Thank you but what about $\overline A$??is it closed or open??

6. ## closure

that notation is the closure of A, it is the smallest closed set containing your set A. It is closed for sure, that is the whole point. You just take your set and adjoin all the limit points so you can be sure your new set contains all of its limit points and therefore is closed. That set I screwed up and posted before is the complement of your closure, not the original set. My bad, and thanks for catching there error alice.

7. Originally Posted by Gamma
that notation is the closure of A, it is the smallest closed set containing your set A. It is closed for sure, that is the whole point. You just take your set and adjoin all the limit points so you can be sure your new set contains all of its limit points and therefore is closed. That set I screwed up and posted before is the complement of your closure, not the original set. My bad, and thanks for catching there error alice.
How do we prove that $\overline A$ is closed??

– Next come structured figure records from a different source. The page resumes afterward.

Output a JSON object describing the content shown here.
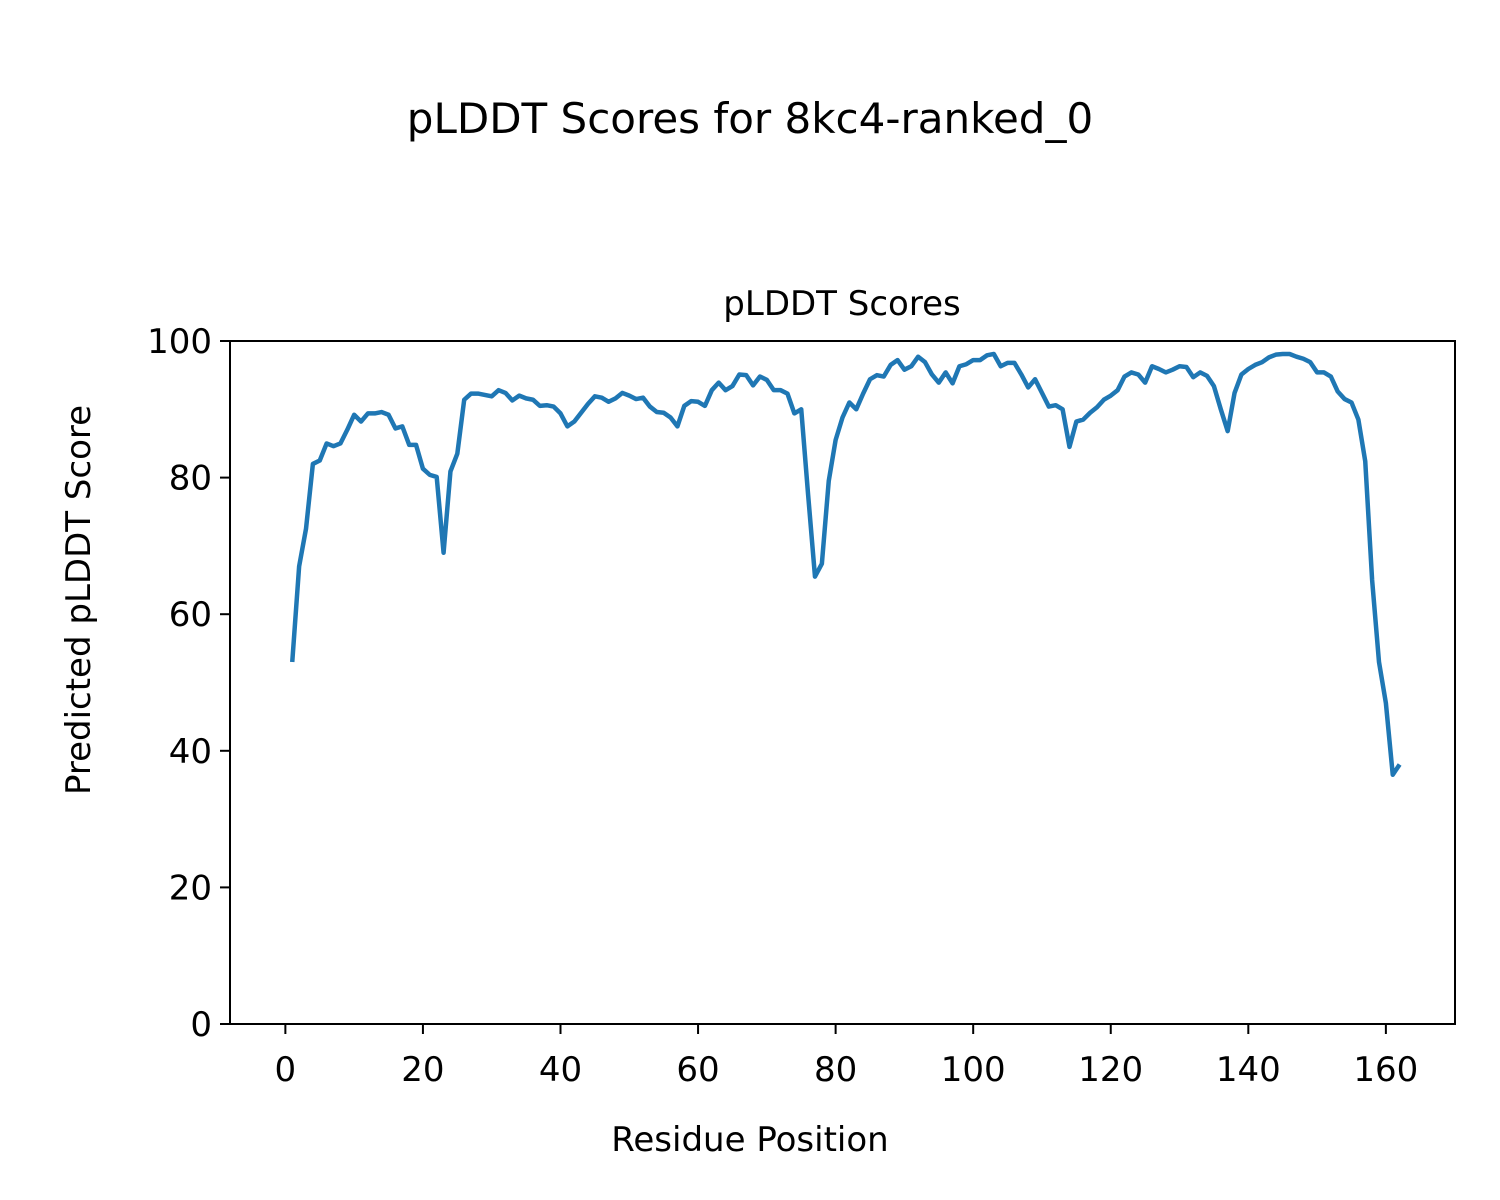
{
  "figure": {
    "suptitle": "pLDDT Scores for 8kc4-ranked_0"
  },
  "chart_data": {
    "type": "line",
    "title": "pLDDT Scores",
    "xlabel": "Residue Position",
    "ylabel": "Predicted pLDDT Score",
    "xlim": [
      -8.05,
      170.05
    ],
    "ylim": [
      0,
      100
    ],
    "xticks": [
      0,
      20,
      40,
      60,
      80,
      100,
      120,
      140,
      160
    ],
    "yticks": [
      0,
      20,
      40,
      60,
      80,
      100
    ],
    "grid": false,
    "line_color": "#1f77b4",
    "series": [
      {
        "x": [
          1,
          2,
          3,
          4,
          5,
          6,
          7,
          8,
          9,
          10,
          11,
          12,
          13,
          14,
          15,
          16,
          17,
          18,
          19,
          20,
          21,
          22,
          23,
          24,
          25,
          26,
          27,
          28,
          29,
          30,
          31,
          32,
          33,
          34,
          35,
          36,
          37,
          38,
          39,
          40,
          41,
          42,
          43,
          44,
          45,
          46,
          47,
          48,
          49,
          50,
          51,
          52,
          53,
          54,
          55,
          56,
          57,
          58,
          59,
          60,
          61,
          62,
          63,
          64,
          65,
          66,
          67,
          68,
          69,
          70,
          71,
          72,
          73,
          74,
          75,
          76,
          77,
          78,
          79,
          80,
          81,
          82,
          83,
          84,
          85,
          86,
          87,
          88,
          89,
          90,
          91,
          92,
          93,
          94,
          95,
          96,
          97,
          98,
          99,
          100,
          101,
          102,
          103,
          104,
          105,
          106,
          107,
          108,
          109,
          110,
          111,
          112,
          113,
          114,
          115,
          116,
          117,
          118,
          119,
          120,
          121,
          122,
          123,
          124,
          125,
          126,
          127,
          128,
          129,
          130,
          131,
          132,
          133,
          134,
          135,
          136,
          137,
          138,
          139,
          140,
          141,
          142,
          143,
          144,
          145,
          146,
          147,
          148,
          149,
          150,
          151,
          152,
          153,
          154,
          155,
          156,
          157,
          158,
          159,
          160,
          161,
          162
        ],
        "y": [
          53,
          67,
          72.5,
          82,
          82.5,
          85,
          84.6,
          85,
          87,
          89.2,
          88.2,
          89.4,
          89.4,
          89.6,
          89.2,
          87.2,
          87.5,
          84.8,
          84.8,
          81.3,
          80.4,
          80.1,
          69,
          80.9,
          83.5,
          91.4,
          92.3,
          92.3,
          92.1,
          91.9,
          92.8,
          92.4,
          91.3,
          92,
          91.6,
          91.4,
          90.5,
          90.6,
          90.4,
          89.4,
          87.5,
          88.2,
          89.5,
          90.8,
          91.9,
          91.7,
          91.1,
          91.6,
          92.4,
          92,
          91.5,
          91.7,
          90.4,
          89.6,
          89.5,
          88.8,
          87.5,
          90.5,
          91.2,
          91.1,
          90.5,
          92.8,
          93.9,
          92.8,
          93.4,
          95.1,
          95,
          93.5,
          94.8,
          94.3,
          92.8,
          92.8,
          92.3,
          89.4,
          90,
          77.5,
          65.5,
          67.4,
          79.5,
          85.5,
          88.8,
          91,
          90,
          92.3,
          94.4,
          95,
          94.8,
          96.5,
          97.2,
          95.8,
          96.3,
          97.7,
          96.9,
          95.1,
          93.9,
          95.4,
          93.8,
          96.3,
          96.6,
          97.2,
          97.2,
          97.9,
          98.1,
          96.3,
          96.8,
          96.8,
          95.1,
          93.2,
          94.4,
          92.4,
          90.4,
          90.6,
          90,
          84.5,
          88.2,
          88.5,
          89.5,
          90.3,
          91.4,
          92,
          92.8,
          94.8,
          95.4,
          95.1,
          93.9,
          96.3,
          95.9,
          95.4,
          95.8,
          96.3,
          96.2,
          94.7,
          95.4,
          94.9,
          93.4,
          90,
          86.8,
          92.4,
          95.1,
          95.9,
          96.5,
          96.9,
          97.6,
          98,
          98.1,
          98.1,
          97.7,
          97.4,
          96.9,
          95.4,
          95.4,
          94.8,
          92.6,
          91.5,
          91,
          88.5,
          82.4,
          65,
          53,
          47,
          36.5,
          38
        ]
      }
    ]
  }
}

8. Originally Posted by xalk
How do we prove that $\overline A$ is closed??
In order for $x \in \overline A$ it must be true that $x \in A$ or $x$ is a limit point of $A$.
You want to prove that $\overline {\overline A}=\overline A$.

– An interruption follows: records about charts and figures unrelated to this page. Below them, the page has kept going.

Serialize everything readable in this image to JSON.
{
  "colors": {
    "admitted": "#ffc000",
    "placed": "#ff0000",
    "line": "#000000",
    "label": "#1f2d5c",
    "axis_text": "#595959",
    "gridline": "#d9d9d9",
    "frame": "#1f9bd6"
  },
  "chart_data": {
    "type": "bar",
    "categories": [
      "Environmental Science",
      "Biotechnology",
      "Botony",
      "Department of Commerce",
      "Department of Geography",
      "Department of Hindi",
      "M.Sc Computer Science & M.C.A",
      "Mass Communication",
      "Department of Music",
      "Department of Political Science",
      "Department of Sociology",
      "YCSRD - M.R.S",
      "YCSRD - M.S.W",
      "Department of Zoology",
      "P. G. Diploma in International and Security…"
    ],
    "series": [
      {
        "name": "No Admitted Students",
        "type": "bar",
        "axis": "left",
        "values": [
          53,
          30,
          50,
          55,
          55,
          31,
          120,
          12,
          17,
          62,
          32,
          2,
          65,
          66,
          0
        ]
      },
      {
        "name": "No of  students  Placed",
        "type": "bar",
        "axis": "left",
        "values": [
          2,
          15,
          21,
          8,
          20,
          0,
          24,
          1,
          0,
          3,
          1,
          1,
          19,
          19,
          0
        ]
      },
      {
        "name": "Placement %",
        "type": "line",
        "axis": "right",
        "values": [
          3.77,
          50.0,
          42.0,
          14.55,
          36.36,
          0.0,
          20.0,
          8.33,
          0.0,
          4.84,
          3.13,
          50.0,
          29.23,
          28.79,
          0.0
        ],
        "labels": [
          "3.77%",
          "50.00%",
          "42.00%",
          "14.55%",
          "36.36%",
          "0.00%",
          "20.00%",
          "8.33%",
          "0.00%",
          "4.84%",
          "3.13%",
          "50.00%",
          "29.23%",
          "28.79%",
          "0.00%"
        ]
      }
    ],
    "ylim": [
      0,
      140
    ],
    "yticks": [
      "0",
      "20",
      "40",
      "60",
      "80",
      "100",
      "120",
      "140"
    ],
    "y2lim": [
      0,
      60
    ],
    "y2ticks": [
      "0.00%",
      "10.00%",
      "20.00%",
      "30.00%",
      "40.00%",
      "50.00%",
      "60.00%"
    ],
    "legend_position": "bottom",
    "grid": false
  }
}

9. Originally Posted by Gamma
It is also pretty easy to see the complement of A is open.
$A^c= (-\infty,0)\cup \bigcup _{n=1}^{\infty} (\frac{1}{n}, \frac{1}{n+1})$ which is a union of open sets which is open.
No, that is not the complement of A. As myestone pointed out, A does not include 0.
$A^c= (-\infty,0]\cup \bigcup _{n=1}^{\infty} (\frac{1}{n}, \frac{1}{n+1})$
which is not open.

But yeah mylestone is spot on about the limit point thing too, just thought it might be useful to see the standard definition for when a set is closed if its complement is open.
You do understand, then, that you were saying mylestone is wrong? He's not of course. A is NOT closed and its complement is NOT open.

10. ## Missing the point

I am pretty sure you guys are failing to read what I just wrote. I admit I was incorrect in my first post. The union of open intervals that I posted is the complement of $\overline A$. I am saying that mylestone is correct $\overline A = A \cup {0}$ it is A unioned with it's limit points as he said. My proof is for why $\overline A$ is closed.

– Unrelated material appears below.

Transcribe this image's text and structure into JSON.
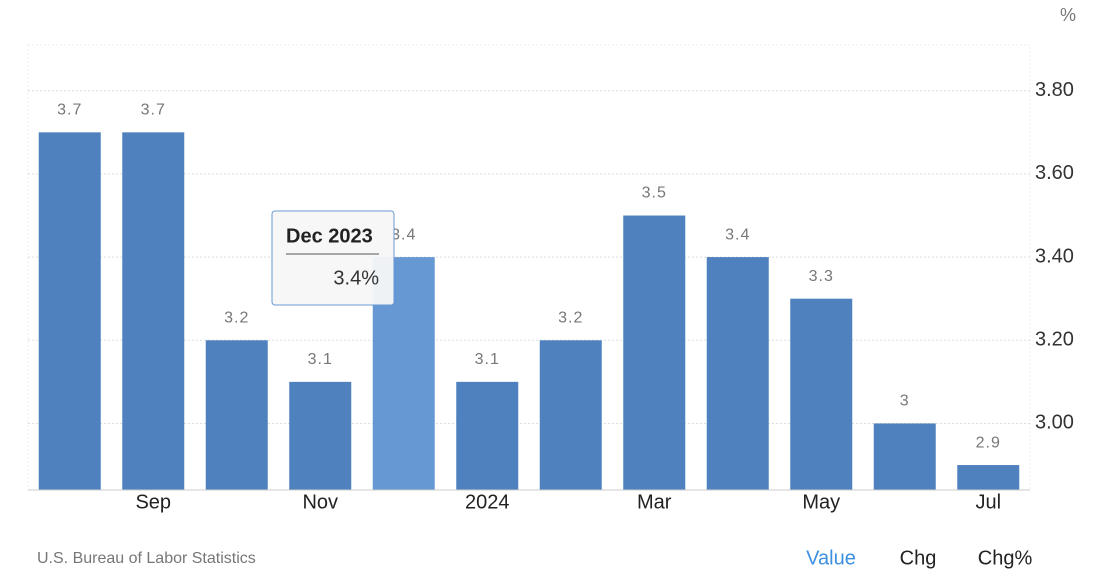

$\overline A ^c = (-\infty , 0) \cup \bigcup _{n=1}^{\infty}(\frac{1}{n} , \frac{1}{n+1})\cup (1, \infty)$ That is the complement of $\overline A$ can be written as a union of open sets, and is therefore open. So when the complement of a set is open, that means the set is closed, so $\overline A$ is closed.

Which is obvious, you are closing a set A when you write $\overline A$. By definition, $\overline A = \bigcap_{A \subset K, K closed} K$ which is the intersection of all closed sets containing A and the intersection of closed sets is closed.